Ted “Talking Point” Cruz
Remember when there was a concert a while back, and a hologram recording of Tupac “performed”? The way Cruz answered questions, it was like his part was prerecorded. He didn’t stray from talking points, didn’t interact with other candidates, and may as well not have even been addressing specific questions. In fact, if you’ve ever seen Cruz talk on TV, you’ve pretty much seen his debate performance. This was likely based on his current campaign strategy, which is to play it safe until Trump implodes, then hope his “mad as hell”, anti-establishment supporters will flock to his similar style. Cruz probably didn’t do badly enough to lose much of his current support, but if he keeps “debating” like this, he’d better hope Trump implodes soon
Marco “Rube Rube” Rubio
Rubio sounded more optimistic and future-oriented than some of the other candidates and really stuck to his “candidate of the future” routine, although at times, he sounded more like he was doing a campaign commercial than a debate. Of course, some of his “party of the future” strategy is based on a problem he has that other candidates don’t: He’s from Florida, a major early primary state, and he has to compete more directly with Bush, whose career in Florida politics is way longer, and who has raised way more money than everyone else.
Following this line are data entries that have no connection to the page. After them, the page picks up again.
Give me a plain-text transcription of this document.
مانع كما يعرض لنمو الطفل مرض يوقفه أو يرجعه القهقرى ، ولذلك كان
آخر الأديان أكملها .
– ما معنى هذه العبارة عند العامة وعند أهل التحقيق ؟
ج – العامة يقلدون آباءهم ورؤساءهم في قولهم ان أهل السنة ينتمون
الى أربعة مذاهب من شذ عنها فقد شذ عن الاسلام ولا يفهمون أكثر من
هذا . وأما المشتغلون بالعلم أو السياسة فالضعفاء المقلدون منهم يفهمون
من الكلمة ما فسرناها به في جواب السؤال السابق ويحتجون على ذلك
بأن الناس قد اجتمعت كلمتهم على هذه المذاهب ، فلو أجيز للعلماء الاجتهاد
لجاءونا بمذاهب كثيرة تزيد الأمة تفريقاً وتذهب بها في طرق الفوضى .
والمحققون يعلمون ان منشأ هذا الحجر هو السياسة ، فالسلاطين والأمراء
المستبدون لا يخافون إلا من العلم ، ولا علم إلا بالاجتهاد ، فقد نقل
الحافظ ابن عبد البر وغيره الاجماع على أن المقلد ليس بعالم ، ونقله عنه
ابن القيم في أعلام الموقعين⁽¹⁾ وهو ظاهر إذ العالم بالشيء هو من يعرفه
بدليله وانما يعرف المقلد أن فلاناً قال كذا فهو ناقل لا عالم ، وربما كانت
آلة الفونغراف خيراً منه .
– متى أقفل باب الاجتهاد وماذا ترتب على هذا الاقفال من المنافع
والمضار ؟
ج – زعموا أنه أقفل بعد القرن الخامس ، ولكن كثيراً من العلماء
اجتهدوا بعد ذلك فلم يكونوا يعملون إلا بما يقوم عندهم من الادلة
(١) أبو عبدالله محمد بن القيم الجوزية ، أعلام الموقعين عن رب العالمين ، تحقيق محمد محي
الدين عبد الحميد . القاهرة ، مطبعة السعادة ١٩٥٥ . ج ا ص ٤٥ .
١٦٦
But, while Bush strayed from conservative talking points, Rubio doubled down on them. The worst example of this was when the moderators asked him about his past support for a bill that allowed abortion exceptions for victims of rape and incest. Rubio shot back at the moderators by saying he’d never supported that bill (even though he had). This isn’t the first time he’s flipped on something in his short Senate career (see Reform, Immigration), but for the purposes of this debate, he came off as a fresh face with quotable moments about how conservative he is. Rubio set out to convince a skeptical conservative base that he’s believably charismatically conservative, and he appeared to make some progress towards that goal.